Gepensioneerden betalen geen onroerendezaakbelasting als hun inkomen onder deze nieuwe drempels ligt

onroerendezaakbelasting

De inkomensdrempels voor vrijstelling van onroerendezaakbelasting zijn begin 2025 gewijzigd.

32 miljoen mensen zijn hieraan onderworpen. De onroerendezaakbelasting is verplicht en vormt een aanzienlijke kostenpost voor veel huishoudens. Onder de mensen die deze lokale belasting moeten betalen, bevinden zich veel gepensioneerden die weliswaar eigenaar zijn van hun woning, maar vaak een bescheiden inkomen hebben, waardoor het soms moeilijk is om deze belasting te betalen.

Bovendien is de onroerendezaakbelasting de afgelopen jaren bijzonder gestegen als gevolg van opeenvolgende verhogingen. In 2023 is de onroerendezaakbelasting met 7,1% verhoogd, gevolgd door een stijging van 3,9% in 2024. Voor 2025 staat alweer een verhoging van 1,3% op het programma. Deze verhogingen zijn echter slechts minimumdrempels die door de staat worden opgelegd, aangezien elke gemeente die onroerende voorheffing heft, vrij is om elk jaar een extra verhoging toe te passen. Zo is het gemiddelde bedrag van de onroerende voorheffing gestegen van 1.034 euro in 2023 tot 1.074 euro in 2024, om in 2025 1.092 euro te bereiken.

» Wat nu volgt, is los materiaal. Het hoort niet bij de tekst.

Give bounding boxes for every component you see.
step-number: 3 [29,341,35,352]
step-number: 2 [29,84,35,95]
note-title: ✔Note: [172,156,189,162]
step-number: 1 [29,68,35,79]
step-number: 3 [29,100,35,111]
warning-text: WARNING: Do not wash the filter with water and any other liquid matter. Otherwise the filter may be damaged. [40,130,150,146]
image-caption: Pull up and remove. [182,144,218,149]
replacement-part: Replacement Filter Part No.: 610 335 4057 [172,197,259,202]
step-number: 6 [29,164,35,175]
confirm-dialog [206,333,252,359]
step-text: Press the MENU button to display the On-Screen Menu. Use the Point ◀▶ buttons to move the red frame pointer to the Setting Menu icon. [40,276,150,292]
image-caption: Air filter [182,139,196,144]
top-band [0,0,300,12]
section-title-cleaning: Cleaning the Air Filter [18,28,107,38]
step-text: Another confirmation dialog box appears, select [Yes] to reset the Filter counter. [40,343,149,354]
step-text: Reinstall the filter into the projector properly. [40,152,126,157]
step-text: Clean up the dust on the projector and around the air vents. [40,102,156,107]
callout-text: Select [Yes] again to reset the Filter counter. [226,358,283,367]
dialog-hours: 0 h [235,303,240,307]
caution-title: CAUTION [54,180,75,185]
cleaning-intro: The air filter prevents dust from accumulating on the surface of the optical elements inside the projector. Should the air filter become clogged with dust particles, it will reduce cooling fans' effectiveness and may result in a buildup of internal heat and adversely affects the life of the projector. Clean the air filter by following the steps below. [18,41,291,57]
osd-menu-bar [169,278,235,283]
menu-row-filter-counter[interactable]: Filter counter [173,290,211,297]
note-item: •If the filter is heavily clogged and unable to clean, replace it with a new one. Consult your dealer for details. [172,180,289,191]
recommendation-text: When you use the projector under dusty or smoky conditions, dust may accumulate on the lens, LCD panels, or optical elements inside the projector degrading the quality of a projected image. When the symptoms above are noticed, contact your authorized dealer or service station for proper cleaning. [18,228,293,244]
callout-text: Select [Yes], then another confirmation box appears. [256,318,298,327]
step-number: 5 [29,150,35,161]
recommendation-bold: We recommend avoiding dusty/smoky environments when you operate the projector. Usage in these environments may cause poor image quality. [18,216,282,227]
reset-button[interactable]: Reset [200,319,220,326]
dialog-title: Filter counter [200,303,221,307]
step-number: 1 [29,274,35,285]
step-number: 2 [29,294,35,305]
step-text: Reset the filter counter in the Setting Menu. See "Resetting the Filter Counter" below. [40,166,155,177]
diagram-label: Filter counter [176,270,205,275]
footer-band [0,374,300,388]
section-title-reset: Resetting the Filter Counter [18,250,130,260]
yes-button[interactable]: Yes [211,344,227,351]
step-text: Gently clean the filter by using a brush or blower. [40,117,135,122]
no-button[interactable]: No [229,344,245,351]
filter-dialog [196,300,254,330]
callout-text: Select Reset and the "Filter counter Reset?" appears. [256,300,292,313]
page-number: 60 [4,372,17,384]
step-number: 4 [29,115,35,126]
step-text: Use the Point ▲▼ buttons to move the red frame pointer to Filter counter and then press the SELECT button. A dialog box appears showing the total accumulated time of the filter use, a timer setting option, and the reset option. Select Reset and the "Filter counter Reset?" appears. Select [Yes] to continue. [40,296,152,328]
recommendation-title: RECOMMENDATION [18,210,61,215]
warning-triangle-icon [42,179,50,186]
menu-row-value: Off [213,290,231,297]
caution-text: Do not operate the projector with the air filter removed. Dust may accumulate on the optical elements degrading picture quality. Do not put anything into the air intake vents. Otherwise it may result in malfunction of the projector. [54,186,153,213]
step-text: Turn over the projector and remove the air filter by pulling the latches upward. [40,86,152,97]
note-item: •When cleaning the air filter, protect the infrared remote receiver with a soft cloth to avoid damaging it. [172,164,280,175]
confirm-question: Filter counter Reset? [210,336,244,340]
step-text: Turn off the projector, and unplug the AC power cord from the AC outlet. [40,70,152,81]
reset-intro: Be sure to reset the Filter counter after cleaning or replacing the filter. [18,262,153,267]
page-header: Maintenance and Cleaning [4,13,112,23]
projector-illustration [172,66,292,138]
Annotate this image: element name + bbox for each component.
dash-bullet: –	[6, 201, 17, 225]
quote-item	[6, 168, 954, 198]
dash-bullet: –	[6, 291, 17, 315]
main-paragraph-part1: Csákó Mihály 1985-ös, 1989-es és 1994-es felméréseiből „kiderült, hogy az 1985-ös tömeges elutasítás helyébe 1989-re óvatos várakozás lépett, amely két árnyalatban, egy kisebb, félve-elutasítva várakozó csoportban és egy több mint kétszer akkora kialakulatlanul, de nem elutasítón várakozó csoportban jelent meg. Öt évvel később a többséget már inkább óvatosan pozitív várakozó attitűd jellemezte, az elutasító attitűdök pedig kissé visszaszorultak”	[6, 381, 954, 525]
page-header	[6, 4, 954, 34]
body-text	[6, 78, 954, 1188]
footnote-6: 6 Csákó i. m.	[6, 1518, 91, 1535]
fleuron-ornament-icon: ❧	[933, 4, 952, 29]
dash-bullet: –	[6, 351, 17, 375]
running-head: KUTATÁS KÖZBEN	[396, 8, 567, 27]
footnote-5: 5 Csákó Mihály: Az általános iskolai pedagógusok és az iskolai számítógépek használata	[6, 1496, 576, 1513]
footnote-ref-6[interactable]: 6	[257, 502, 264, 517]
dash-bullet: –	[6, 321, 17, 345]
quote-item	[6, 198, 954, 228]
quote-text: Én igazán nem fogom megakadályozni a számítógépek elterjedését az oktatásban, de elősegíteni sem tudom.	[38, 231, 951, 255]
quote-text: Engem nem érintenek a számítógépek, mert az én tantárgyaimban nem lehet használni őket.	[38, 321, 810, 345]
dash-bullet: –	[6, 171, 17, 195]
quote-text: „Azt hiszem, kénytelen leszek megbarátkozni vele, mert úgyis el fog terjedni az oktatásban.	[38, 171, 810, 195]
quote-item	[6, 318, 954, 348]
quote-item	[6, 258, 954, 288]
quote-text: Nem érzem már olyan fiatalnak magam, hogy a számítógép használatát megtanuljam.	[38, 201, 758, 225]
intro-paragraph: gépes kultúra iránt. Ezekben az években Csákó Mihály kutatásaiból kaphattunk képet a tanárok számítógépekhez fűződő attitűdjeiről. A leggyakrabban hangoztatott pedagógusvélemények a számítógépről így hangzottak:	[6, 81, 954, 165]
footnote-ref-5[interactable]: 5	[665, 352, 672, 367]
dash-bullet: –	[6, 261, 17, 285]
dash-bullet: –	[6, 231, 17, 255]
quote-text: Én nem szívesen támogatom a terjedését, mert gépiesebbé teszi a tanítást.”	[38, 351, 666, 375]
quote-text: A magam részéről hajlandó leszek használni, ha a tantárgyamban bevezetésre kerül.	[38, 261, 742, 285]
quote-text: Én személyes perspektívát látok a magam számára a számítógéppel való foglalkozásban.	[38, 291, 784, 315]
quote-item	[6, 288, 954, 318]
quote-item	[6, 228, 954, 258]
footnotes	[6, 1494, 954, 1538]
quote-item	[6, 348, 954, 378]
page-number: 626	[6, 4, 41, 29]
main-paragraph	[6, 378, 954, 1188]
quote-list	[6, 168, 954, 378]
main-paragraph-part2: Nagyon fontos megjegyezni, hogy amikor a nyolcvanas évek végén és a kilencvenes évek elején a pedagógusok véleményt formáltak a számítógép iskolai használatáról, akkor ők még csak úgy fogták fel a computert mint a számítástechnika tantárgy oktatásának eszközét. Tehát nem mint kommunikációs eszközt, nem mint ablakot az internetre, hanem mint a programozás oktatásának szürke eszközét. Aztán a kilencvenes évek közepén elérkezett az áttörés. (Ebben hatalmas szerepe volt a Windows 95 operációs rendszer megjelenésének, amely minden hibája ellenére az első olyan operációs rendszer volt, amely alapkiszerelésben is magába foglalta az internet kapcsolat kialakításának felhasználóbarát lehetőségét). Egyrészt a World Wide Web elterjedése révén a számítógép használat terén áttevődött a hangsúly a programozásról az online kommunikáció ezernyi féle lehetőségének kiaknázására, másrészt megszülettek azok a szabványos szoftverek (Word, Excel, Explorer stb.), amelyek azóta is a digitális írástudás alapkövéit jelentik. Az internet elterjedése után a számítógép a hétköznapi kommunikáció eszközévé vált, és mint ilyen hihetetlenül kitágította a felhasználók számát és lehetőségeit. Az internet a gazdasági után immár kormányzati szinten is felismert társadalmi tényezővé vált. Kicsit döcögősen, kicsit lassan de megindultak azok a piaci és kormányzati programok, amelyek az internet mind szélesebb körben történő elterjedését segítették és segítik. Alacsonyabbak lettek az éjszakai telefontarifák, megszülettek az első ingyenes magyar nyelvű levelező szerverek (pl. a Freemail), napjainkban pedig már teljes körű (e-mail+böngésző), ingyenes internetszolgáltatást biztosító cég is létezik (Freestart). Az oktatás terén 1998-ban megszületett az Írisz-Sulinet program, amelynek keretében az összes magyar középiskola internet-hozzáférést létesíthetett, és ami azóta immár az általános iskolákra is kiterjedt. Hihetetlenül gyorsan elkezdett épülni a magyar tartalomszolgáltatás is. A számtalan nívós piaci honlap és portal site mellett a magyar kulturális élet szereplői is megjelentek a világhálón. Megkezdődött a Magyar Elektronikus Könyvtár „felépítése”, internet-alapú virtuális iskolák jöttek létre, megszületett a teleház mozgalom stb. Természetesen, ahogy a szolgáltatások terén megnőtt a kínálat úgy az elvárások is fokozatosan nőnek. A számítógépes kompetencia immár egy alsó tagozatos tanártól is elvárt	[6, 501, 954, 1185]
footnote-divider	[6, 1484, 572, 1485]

Dit jaar geldt de onroerendezaakbelasting voor iedereen die op 1 januari ten minste één onroerend goed bezat. Het maakt niet uit of het gaat om een huis, een appartement, een stuk grond of een bedrijfsruimte. Het maakt ook niet uit of deze onroerende goederen sinds het begin van het jaar zijn verkocht. Sommige belastingplichtigen kunnen echter in aanmerking komen voor een vermindering van deze lokale belasting. Anderen kunnen zelfs volledig worden vrijgesteld. Hiervoor moeten de personen die onroerende voorheffing verschuldigd zijn, aan bepaalde voorwaarden voldoen. Deze voorwaarden zijn echter gedeeltelijk gewijzigd in 2025. Dit heeft met name gevolgen voor gepensioneerden.

Eigenaren tussen 65 en 75 jaar kunnen namelijk in aanmerking komen voor een korting van 100 euro op hun onroerendezaakbelasting, mits aan bepaalde voorwaarden wordt voldaan. Om van deze lichte verlaging van de onroerendezaakbelasting te kunnen profiteren, moeten zij de woning als hoofdverblijfplaats gebruiken. Voor gehuwde of geregistreerde partners hoeft slechts één van de partners aan de leeftijdsvoorwaarde te voldoen. Ten slotte moeten eigenaren ook een referentie-inkomen hebben dat onder een bepaalde drempel ligt. Om in 2025 in aanmerking te komen, mag hun referentie-inkomen niet hoger zijn dan 12.704 euro voor het eerste deel, vermeerderd met 3.393 euro voor elk extra halve deel. Voor een gepensioneerd echtpaar dat twee fiscale delen vertegenwoordigt, bedraagt het maximum dus 19.490 euro. Deze onlangs herzien maximumbedragen zijn dezelfde als die welke gelden voor de vermindering van 100 euro. Ouderen ouder dan 75 jaar kunnen overigens volledig worden vrijgesteld van onroerende voorheffing op hun hoofdverblijfplaats.

Ten slotte kunnen ook ontvangers van de solidariteitstoelage voor ouderen (Aspa) of de aanvullende invaliditeitstoelage (ASI) worden vrijgesteld van onroerendezaakbelasting, zonder dat zij aan inkomensvoorwaarden hoeven te voldoen. Het is belangrijk op te merken dat deze vrijstelling niet geldt voor de afvalstoffenheffing (TEOM), die ook bij vrijstelling van onroerendezaakbelasting verschuldigd blijft.